Meu nome? Que brincadeira mais insensata! Cão faminto, tomado pela sarna, doenças e sem bussola para norteá-lo na Geografia dos perigos das ruas do mundo, como é o meu caso, não tem nome; ainda mais numa era em que as espécies domésticas valiosas e recebedoras de carinho diferenciam-se pela raça do lado de lá de além-mares, cor, pelagem, vermifugação, moradia e pedigree. Sem ter origem, identidade lenço e documento aceito ser chamado por qualquer nome. Não se mede o caráter, brio e sensibilidade do cão, pelo nome e o status quo que possui, há muitos por aí engomadinhos que desfilam com carinha para fora dos carros, comem ração de salmão com valores nutricionais equilibrados, que são canastrões e raivosos a ponto de agredir a sua própria espécie; contudo se tais justificativas não são suficientes, pode me chamar de Leleco. Simplificando: Leco. Este é o nome que me veio à cachola, no entanto, o que mais eu queria, é ser respeitado. Amado? O amor é próprio de cada um e só pelo fato de respeitar-me, não tecendo comentário fundamentado ou não, já seria motivo suficiente de dizer que me ama. Ouvir respeitando as vivências e aspirações daqueles que respiram a sorte cotidiana, é ato de puro amor. Para mim isso basta. Outra coisa: não quero e não preciso de bajulação de ninguém. Para o bem da verdade aboli até isso, mas sempre procurei evoluir nas críticas, são ardidas e doídas, porém fazem-me refletir. Não entenda essas coisas como sendo prepotência e arrogância de minha parte. Aprendi latir a vida de forma racional; excluindo portanto as emoções, principalmente aquelas fraudulentas, corruptas e melindrosas. Convivo muito bem com as minhas frustrações interiores.
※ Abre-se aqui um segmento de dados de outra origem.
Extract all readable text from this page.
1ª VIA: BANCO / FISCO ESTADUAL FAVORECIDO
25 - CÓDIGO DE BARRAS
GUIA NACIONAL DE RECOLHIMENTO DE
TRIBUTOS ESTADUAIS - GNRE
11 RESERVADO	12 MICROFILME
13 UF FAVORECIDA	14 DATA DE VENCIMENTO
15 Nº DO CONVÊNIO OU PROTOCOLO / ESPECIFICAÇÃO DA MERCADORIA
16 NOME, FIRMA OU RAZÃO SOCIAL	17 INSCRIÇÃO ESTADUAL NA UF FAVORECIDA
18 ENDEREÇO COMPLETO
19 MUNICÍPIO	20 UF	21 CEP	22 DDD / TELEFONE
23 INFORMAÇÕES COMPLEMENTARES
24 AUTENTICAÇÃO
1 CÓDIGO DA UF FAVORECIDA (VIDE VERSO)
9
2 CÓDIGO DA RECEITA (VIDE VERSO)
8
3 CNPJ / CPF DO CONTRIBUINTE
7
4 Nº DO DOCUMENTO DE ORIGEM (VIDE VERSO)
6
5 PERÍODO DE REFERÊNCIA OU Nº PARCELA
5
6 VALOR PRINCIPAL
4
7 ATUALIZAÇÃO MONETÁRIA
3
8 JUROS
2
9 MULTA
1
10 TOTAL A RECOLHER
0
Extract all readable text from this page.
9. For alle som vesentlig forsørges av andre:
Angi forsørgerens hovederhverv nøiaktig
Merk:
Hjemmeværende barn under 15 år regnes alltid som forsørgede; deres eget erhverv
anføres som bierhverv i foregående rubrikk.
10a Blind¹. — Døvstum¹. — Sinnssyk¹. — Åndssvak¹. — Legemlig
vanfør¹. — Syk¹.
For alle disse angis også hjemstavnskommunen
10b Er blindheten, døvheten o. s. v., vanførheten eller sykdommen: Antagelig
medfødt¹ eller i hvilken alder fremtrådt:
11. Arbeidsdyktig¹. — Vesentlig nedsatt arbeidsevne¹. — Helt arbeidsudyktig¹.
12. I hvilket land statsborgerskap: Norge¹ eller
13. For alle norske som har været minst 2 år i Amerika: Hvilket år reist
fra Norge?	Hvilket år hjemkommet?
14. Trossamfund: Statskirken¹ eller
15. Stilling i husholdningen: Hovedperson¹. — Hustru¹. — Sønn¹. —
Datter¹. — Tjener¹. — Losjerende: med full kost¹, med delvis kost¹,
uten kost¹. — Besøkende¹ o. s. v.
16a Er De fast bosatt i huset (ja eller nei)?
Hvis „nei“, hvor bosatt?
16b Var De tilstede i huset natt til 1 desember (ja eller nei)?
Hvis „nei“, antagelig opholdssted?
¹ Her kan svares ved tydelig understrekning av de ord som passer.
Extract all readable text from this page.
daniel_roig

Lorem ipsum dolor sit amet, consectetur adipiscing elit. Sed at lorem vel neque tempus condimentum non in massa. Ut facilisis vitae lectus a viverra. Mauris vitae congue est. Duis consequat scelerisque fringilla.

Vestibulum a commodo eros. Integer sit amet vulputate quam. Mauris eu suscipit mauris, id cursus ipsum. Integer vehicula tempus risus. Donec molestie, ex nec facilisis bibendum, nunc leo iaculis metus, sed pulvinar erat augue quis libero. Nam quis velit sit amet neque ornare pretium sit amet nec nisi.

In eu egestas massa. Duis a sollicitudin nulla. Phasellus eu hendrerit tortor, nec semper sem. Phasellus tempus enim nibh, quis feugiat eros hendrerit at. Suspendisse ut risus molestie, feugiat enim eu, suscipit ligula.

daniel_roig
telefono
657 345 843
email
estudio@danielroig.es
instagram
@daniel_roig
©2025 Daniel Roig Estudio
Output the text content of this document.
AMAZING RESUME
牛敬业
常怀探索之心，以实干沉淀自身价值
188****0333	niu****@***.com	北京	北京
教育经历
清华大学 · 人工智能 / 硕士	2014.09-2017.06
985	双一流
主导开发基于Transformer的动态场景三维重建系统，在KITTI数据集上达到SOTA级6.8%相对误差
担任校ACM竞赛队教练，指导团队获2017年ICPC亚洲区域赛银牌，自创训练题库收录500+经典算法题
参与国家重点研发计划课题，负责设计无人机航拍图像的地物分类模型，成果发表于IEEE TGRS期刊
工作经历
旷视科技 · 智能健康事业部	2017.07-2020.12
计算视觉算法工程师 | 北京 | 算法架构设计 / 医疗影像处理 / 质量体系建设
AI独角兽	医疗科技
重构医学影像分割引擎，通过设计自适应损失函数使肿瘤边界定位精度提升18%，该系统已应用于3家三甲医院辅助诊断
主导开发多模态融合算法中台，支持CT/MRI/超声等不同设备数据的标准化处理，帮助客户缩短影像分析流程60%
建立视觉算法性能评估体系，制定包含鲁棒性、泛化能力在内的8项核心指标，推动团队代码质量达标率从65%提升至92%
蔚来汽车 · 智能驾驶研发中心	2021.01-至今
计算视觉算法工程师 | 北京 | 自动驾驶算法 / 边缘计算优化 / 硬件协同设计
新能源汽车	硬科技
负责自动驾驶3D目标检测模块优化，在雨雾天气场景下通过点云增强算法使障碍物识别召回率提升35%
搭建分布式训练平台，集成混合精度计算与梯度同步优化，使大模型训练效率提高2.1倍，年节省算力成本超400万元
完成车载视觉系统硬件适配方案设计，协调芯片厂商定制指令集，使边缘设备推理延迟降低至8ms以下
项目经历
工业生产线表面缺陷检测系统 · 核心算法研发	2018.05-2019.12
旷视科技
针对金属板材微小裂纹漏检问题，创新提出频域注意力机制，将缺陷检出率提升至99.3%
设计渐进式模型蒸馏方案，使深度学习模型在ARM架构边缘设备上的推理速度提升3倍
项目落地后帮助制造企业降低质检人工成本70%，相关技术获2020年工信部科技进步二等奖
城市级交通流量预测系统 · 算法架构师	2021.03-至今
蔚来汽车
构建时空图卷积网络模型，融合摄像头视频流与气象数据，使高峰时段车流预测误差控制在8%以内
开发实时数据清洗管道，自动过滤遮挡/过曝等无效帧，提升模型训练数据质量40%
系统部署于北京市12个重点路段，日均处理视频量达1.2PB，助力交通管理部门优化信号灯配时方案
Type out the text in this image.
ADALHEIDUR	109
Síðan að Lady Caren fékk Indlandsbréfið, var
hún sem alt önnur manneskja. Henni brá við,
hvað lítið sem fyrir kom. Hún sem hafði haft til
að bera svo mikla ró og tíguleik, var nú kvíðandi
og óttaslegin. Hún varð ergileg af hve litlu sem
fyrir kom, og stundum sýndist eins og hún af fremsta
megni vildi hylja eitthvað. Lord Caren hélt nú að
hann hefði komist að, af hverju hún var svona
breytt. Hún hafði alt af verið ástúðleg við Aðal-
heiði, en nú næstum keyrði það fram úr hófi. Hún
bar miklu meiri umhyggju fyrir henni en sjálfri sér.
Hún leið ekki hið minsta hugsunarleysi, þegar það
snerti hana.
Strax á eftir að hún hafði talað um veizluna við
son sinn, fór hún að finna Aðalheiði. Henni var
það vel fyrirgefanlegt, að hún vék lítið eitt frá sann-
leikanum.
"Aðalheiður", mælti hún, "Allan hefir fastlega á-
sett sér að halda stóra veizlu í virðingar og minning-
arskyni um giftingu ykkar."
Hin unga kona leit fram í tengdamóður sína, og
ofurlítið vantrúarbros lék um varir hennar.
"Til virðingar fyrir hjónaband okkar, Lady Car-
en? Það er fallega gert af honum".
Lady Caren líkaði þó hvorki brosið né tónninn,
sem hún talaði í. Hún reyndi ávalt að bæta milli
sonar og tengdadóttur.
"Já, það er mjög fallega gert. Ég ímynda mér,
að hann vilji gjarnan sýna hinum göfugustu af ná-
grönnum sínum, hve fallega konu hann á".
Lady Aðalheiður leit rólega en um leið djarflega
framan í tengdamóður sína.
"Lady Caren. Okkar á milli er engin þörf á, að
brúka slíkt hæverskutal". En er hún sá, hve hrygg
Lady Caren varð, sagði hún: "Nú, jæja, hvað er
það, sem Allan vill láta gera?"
Após essa introdução sobre o meu histórico de vida, vou pormenoriza-la para os senhores. Porém, com um detalhe: que sejamos espontâneos e claros na nossa relação de confidente e ouvintes; pois de chacotas e patacoadas, chega às por que passei ao longo desse tempo latindo e uivando o desprezo nos meandros das estradas. Espero que me entenda e uma vez que estás em concordância com minha proposta, sigo divagando sobre o meu curriculum de vida. Se fosse perfeito e gozasse das coisas que os senhores gozam, essa explanação poderia ser denominada como Conquista Superadora de Obstáculos, mas como sou um cão com as características já descritas, admito que mais cedo ou mais tarde, serei superado por ela. Quem? Nova brincadeira de mau gosto, é? A morte, obvio! Então prepare-se para o que vai ler. Promete para mim que não irás chorar? Choro é como borracha esponjosa, enxuga o que está molhado e exime-me de palavras. Fico engasgado pela emoção. Está contente em descobrir o meu ponto fraco? Bom seria se fosse somente este!...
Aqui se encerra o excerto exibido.